Ewald Engelen over geldspraak en hoe Schuld de lege plaats van God heeft ingenomen.
Ewald Engelen, hoogleraar financiële geografie aan de Universiteit van Amsterdam (UvA) en auteur van het boek De schaduwelite voor en na de crisis (2014), schrijft in zijn blog over financialisering: de dominantie van financiële waarden in steeds meer maatschappelijke domeinen en de terreur van geldspraak. Hij schrijft:
“Sinds enige maanden staat op de Zuidas, tegenover de velden van SC Buitenveldert, een bord dat aankondigt dat er een nieuw bedrijvencentrum gaat komen: het NOMA house, wat staat voor North of Mahler(laan). Met veertienduizend vierkante meter moet het onderdak gaan bieden aan vooral kleinere financiële bedrijven. Het bouwwerk wordt zowel op bord als website aangeprezen met een wordcloud van financiële termen: ‘asset management’, ‘churning’, ‘flexibility’, ‘net income’, ‘trust, ‘mindset’, ‘resources’, ‘hedge funds’, ’employees’, ‘AEX’ – dat soort geldspraak.

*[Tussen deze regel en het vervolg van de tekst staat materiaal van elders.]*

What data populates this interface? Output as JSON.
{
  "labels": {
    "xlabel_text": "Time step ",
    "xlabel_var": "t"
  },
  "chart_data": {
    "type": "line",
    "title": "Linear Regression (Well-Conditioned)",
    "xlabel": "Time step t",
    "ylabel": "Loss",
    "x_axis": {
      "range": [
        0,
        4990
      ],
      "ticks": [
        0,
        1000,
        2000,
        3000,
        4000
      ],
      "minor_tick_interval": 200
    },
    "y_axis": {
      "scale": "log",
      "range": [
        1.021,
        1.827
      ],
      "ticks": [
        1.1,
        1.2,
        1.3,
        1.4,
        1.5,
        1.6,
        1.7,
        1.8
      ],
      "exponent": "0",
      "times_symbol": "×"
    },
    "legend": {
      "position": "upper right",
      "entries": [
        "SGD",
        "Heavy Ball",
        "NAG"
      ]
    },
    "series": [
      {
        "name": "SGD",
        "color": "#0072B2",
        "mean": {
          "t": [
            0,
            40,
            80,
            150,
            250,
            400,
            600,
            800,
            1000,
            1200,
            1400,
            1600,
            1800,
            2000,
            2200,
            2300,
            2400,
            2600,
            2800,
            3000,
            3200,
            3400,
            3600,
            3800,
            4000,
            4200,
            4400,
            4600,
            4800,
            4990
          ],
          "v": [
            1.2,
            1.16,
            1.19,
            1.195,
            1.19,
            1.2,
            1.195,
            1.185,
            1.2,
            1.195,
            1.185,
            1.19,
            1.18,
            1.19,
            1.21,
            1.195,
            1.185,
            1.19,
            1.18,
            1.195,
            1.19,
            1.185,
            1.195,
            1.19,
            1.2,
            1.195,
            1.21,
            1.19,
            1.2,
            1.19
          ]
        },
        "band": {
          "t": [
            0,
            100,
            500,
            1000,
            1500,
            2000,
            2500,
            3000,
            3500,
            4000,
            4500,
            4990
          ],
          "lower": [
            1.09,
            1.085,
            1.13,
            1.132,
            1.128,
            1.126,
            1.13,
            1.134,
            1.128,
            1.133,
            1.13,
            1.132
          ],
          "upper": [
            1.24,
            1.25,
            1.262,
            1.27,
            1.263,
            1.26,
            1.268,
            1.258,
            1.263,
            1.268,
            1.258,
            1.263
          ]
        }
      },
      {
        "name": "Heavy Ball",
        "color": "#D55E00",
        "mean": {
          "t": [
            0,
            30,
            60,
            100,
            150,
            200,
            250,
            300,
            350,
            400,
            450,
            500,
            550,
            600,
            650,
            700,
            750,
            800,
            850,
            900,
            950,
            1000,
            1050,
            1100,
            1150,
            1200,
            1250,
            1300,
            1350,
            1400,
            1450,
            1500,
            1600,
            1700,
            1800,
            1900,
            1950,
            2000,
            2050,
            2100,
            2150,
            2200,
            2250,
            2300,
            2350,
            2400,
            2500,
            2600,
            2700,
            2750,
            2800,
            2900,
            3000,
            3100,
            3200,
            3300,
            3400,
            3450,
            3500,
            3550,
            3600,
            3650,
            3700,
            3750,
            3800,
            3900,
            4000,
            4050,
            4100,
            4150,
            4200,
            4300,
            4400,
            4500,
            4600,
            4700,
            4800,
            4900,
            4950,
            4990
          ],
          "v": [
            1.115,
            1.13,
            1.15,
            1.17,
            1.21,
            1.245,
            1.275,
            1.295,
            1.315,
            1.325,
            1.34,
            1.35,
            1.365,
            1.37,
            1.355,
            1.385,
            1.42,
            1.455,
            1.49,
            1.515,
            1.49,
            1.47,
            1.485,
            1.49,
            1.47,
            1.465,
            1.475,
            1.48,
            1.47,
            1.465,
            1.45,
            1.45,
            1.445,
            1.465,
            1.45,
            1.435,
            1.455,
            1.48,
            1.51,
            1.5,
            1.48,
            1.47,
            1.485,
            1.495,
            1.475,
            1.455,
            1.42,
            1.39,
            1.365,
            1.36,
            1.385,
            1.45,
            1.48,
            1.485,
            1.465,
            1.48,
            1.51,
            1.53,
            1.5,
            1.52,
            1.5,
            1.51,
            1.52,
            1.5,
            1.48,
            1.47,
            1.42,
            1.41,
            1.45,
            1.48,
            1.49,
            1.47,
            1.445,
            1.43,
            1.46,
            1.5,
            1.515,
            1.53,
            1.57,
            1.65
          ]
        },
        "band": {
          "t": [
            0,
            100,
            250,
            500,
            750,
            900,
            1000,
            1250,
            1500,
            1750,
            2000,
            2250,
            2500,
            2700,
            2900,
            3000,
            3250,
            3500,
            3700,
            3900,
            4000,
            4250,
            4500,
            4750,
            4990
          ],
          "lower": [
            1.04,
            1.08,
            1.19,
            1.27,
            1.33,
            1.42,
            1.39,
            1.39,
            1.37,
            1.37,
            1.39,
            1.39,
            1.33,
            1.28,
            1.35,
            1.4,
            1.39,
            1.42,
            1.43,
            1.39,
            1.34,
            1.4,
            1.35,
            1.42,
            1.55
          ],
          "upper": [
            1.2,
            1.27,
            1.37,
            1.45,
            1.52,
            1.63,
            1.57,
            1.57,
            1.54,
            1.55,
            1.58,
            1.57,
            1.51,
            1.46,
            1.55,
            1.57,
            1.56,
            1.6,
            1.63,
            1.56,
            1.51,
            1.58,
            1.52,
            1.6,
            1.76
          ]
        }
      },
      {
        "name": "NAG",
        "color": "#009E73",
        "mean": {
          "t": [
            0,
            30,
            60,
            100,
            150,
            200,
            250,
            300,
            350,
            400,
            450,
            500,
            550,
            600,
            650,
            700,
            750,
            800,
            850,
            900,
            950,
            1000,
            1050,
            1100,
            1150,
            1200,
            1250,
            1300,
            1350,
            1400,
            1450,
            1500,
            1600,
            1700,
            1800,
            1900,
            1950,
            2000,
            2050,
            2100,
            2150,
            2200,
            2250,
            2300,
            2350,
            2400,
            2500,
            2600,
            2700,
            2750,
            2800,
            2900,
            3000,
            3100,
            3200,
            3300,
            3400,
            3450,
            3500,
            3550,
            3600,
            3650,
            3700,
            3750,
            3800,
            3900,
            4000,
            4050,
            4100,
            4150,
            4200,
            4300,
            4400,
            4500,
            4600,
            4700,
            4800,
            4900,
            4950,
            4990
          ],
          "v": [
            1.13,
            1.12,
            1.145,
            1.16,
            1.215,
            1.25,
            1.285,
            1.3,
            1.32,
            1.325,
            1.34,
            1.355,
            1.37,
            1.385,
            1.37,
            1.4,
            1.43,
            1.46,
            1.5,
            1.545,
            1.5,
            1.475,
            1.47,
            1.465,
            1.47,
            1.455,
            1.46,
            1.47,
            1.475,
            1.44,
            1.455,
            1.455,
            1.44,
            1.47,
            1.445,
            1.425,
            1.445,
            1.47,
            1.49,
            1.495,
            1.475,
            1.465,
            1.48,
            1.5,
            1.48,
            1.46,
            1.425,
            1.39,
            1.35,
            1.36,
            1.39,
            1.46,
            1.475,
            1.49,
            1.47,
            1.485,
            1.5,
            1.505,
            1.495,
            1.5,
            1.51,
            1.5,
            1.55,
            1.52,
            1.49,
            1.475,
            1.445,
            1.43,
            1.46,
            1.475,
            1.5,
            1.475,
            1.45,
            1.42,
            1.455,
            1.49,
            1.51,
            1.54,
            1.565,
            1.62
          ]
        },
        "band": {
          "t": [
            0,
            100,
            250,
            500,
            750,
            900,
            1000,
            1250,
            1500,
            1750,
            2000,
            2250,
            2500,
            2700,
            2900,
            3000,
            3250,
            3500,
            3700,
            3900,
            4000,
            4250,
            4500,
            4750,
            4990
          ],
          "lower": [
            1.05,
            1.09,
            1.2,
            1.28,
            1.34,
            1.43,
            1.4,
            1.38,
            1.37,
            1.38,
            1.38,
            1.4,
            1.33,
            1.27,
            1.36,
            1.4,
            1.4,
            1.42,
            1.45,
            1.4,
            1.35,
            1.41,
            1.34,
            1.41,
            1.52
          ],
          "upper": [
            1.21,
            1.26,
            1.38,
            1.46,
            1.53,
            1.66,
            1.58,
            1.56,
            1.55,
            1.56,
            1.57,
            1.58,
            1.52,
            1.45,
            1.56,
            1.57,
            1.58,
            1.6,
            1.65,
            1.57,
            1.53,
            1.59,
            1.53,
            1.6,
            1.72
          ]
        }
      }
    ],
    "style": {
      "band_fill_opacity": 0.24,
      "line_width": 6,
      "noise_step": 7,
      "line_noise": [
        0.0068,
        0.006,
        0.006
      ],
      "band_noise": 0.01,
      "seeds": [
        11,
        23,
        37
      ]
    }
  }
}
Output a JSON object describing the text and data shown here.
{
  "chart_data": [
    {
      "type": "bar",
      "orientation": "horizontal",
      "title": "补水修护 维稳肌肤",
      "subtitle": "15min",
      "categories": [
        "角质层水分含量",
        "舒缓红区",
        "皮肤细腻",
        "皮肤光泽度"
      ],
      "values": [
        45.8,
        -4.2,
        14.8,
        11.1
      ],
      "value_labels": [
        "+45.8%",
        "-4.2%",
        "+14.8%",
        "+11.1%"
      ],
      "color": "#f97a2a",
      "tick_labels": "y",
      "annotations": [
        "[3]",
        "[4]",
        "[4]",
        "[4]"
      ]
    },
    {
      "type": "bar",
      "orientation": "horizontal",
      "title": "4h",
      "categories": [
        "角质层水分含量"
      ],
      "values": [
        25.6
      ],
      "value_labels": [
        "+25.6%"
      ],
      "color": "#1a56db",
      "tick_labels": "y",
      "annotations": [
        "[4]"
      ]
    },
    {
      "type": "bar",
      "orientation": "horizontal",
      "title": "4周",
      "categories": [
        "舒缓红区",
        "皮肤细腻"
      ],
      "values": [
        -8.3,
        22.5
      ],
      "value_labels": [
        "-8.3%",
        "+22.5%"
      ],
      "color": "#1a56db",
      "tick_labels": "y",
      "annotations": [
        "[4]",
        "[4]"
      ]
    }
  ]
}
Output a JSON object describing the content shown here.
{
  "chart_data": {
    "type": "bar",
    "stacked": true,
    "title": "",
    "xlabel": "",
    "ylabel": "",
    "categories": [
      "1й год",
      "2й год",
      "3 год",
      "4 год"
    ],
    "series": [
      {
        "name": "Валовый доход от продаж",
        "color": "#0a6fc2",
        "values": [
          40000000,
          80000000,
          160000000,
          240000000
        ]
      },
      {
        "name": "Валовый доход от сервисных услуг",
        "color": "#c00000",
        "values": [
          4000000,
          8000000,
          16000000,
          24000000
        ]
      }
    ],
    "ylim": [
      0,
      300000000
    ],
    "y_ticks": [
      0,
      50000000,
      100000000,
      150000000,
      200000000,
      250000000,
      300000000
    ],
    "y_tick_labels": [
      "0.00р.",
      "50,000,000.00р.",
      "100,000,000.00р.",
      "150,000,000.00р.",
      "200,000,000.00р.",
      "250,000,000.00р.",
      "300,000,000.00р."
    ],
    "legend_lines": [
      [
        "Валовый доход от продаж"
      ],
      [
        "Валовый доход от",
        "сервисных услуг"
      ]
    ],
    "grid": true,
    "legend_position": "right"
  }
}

Zeven jaar na de grootste financiële crisis sinds de jaren dertig zou je andere aanprijzingen verwachten: ‘dienstbaarheid’, ‘de klant centraal’, ‘degelijkheid’, ‘hogere buffers’. Kennelijk suggereert het financiële jargon nog altijd een begeerlijke vorm van kosmopolitisch, tijd- en plaatsloos hypermodernisme waarmee bouwer, uitbater en potentiële huurder zich maar wat graag associëren.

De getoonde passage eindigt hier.